Ninguém em boa consciência entra para uma sociedade, como acionista ou sócio, sem objetivar o recebimento de lucros diante de seu investimento de capital.

quarta-feira, 29 de janeiro de 2014

Atualizado em 28 de janeiro de 2014 13:17

Um aspecto essencial das sociedades anônimas - e, também das limitadas - diz respeito aos dividendos, ou seja, à distribuição dos lucros. Porque ninguém em boa consciência entra para uma sociedade, como acionista ou sócio, sem objetivar o recebimento de lucros diante de seu investimento de capital.

Tanto que, o direito a dividendos é consagrado (art.109 I da lei 6.404) como direito essencial dos acionistas, não podendo deles ser privado nem pelo estatuto social nem pela assembleia geral. O direito político por excelência, o direito ao voto não se a ha assim contemplado, podendo sofrer limites e supressões pelo estatuto (art.111).

Quanto às limitadas não há no trato específico deles, no CC, sua lei básica de regência, nenhuma qualificação da essencialidade na participação nos lucros, mas o art. 997, VII, do código, cuidando das sociedades simples, afirma que o contrato social deve conter cláusulas sobre distribuição dos lucros. Ora, como o artigo 1.053 prevê que as limitadas, na omissão de regras próprias se regulam pelas normas das sociedades simples, vemos aí a compulsória inserção da distribuição de lucros no seu contrato social. De resto, se expressa à opção legal (art.1053 parágrafo único) pela subsidiariedade da lei das anônimas as limitadas estariam cobertas pela compulsoriedade de pagar dividendos contida na lei 6.404.

Resta o problema de sua quantificação, algo que inexistente em outros tratos legislativos só encontra regras na própria lei 6.404.

A questão se centra em que tais balizas legais se restringem ao patamar global de um dividendo mínimo obrigatório, (art. 202 da lei) e a regulação de sua eventual limitação (Inciso II do artigo acima), o modelo de sua quantificação dentro limite GLOBAL (parágrafo 1º DO MESMO ARTIGO). Veja se que já aqui o legislador determinou que essa quantificação há que ser feita "com precisão e minúcia" e não sujeite os minoritários "ao arbítrio dos órgãos de administração ou da maioria".

Aqui encontramos o reflexo desses princípios básicos da apropriação dos lucros por acionistas e sócios. Ou seja, há uma certa maleabilidade para que o estatuto, contrato social, ou mesmo a assembleia modelem o quantum ,fixo ou percentual sobre o lucro ou sobre o capital investido mas dentro de parâmetros de precisão e clareza e sem abuso de poder.

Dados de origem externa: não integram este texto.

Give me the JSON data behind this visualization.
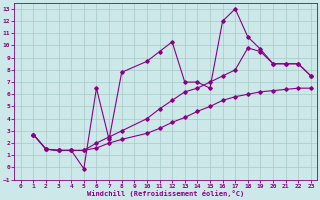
{
  "xlabel": "Windchill (Refroidissement éolien,°C)",
  "bg_color": "#cce8e8",
  "grid_color": "#a8c8c8",
  "line_color": "#880088",
  "xlim": [
    -0.5,
    23.5
  ],
  "ylim": [
    -1.0,
    13.5
  ],
  "xticks": [
    0,
    1,
    2,
    3,
    4,
    5,
    6,
    7,
    8,
    9,
    10,
    11,
    12,
    13,
    14,
    15,
    16,
    17,
    18,
    19,
    20,
    21,
    22,
    23
  ],
  "yticks": [
    -1,
    0,
    1,
    2,
    3,
    4,
    5,
    6,
    7,
    8,
    9,
    10,
    11,
    12,
    13
  ],
  "line1_x": [
    1,
    2,
    3,
    4,
    5,
    6,
    7,
    8,
    10,
    11,
    12,
    13,
    14,
    15,
    16,
    17,
    18,
    19,
    20,
    21,
    22,
    23
  ],
  "line1_y": [
    2.7,
    1.5,
    1.4,
    1.4,
    -0.1,
    6.5,
    2.3,
    7.8,
    8.7,
    9.5,
    10.3,
    7.0,
    7.0,
    6.5,
    12.0,
    13.0,
    10.7,
    9.7,
    8.5,
    8.5,
    8.5,
    7.5
  ],
  "line2_x": [
    1,
    2,
    3,
    4,
    5,
    6,
    7,
    8,
    10,
    11,
    12,
    13,
    14,
    15,
    16,
    17,
    18,
    19,
    20,
    21,
    22,
    23
  ],
  "line2_y": [
    2.7,
    1.5,
    1.4,
    1.4,
    1.4,
    1.6,
    2.0,
    2.3,
    2.8,
    3.2,
    3.7,
    4.1,
    4.6,
    5.0,
    5.5,
    5.8,
    6.0,
    6.2,
    6.3,
    6.4,
    6.5,
    6.5
  ],
  "line3_x": [
    1,
    2,
    3,
    4,
    5,
    6,
    7,
    8,
    10,
    11,
    12,
    13,
    14,
    15,
    16,
    17,
    18,
    19,
    20,
    21,
    22,
    23
  ],
  "line3_y": [
    2.7,
    1.5,
    1.4,
    1.4,
    1.4,
    2.0,
    2.5,
    3.0,
    4.0,
    4.8,
    5.5,
    6.2,
    6.5,
    7.0,
    7.5,
    8.0,
    9.8,
    9.5,
    8.5,
    8.5,
    8.5,
    7.5
  ]
}
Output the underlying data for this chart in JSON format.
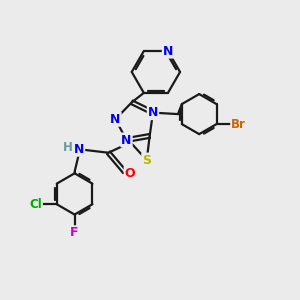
{
  "bg_color": "#ebebeb",
  "bond_color": "#1a1a1a",
  "bond_width": 1.6,
  "atom_colors": {
    "N": "#0000ee",
    "S": "#b8b800",
    "O": "#ff0000",
    "Br": "#cc6600",
    "Cl": "#00aa00",
    "F": "#cc00cc",
    "H": "#6a9a9a",
    "C": "#1a1a1a"
  },
  "fig_width": 3.0,
  "fig_height": 3.0,
  "dpi": 100
}
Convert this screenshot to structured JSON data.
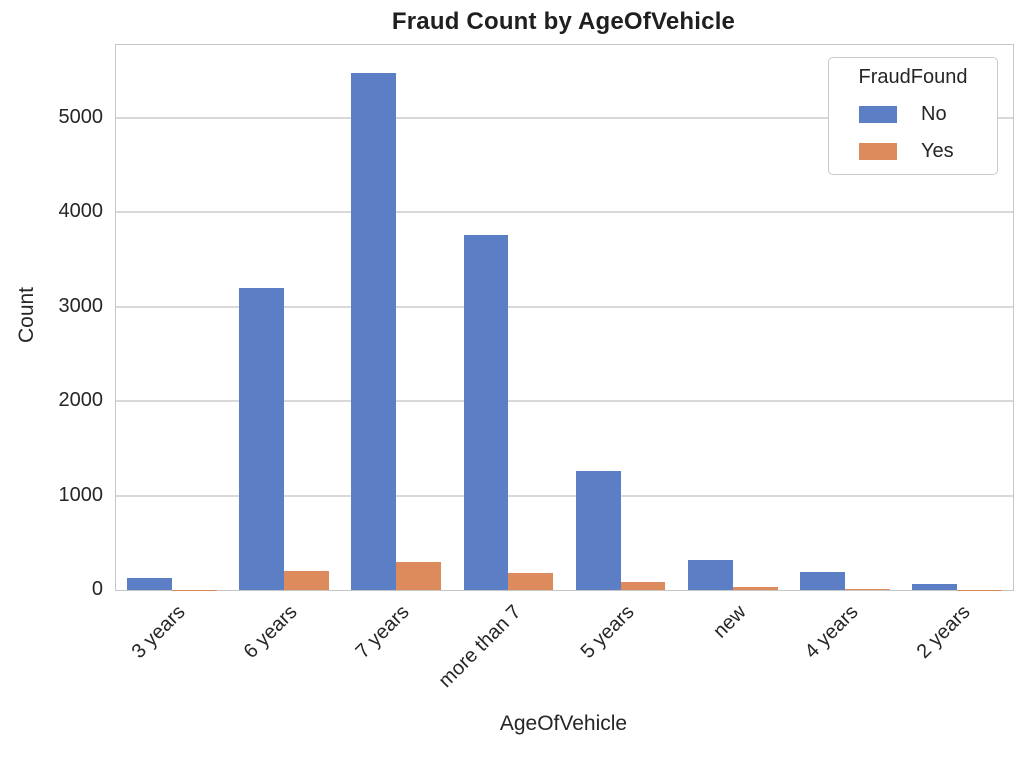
{
  "chart_data": {
    "type": "bar",
    "title": "Fraud Count by AgeOfVehicle",
    "xlabel": "AgeOfVehicle",
    "ylabel": "Count",
    "legend_title": "FraudFound",
    "legend_position": "upper right",
    "grid": true,
    "categories": [
      "3 years",
      "6 years",
      "7 years",
      "more than 7",
      "5 years",
      "new",
      "4 years",
      "2 years"
    ],
    "series": [
      {
        "name": "No",
        "color": "#5b7ec4",
        "values": [
          130,
          3200,
          5470,
          3760,
          1255,
          315,
          190,
          65
        ]
      },
      {
        "name": "Yes",
        "color": "#dd8a5c",
        "values": [
          4,
          200,
          300,
          180,
          85,
          28,
          10,
          2
        ]
      }
    ],
    "ylim": [
      0,
      5770
    ],
    "yticks": [
      0,
      1000,
      2000,
      3000,
      4000,
      5000
    ]
  }
}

Traduzindo tais normas abstratas em exemplificação corrente, qualquer deferimento razoável de lucros a uma classe de acionistas ou mais de uma, seria aceitável, desde que não se lhes suprima um básico acesso aos lucros. De se ver sempre que, no caso das ações preferenciais alterações nas preferências em dividendos ou criação de uma classe com mais vantagens permite direito de recesso pelos prejudicados (arts. 136 I e 137 da lei 6.404)

A desproporção de lucros distribuíveis face à matemática numérica do capital encontraria obstáculo no art. 109 da lei, em seu parágrafo 1º, tratando, pois de direitos essenciais dos acionistas e expressando que "as ações de cada classe conferirão iguais direitos aos seus titulares". Assim observa Carvalhosa nos seus comentários à lei 6.404 (2º vol. pgs.337/338)

"Com efeito, não pode o acionista dispor e renunciar em abstrato e a priori os direitos essenciais declarados na lei".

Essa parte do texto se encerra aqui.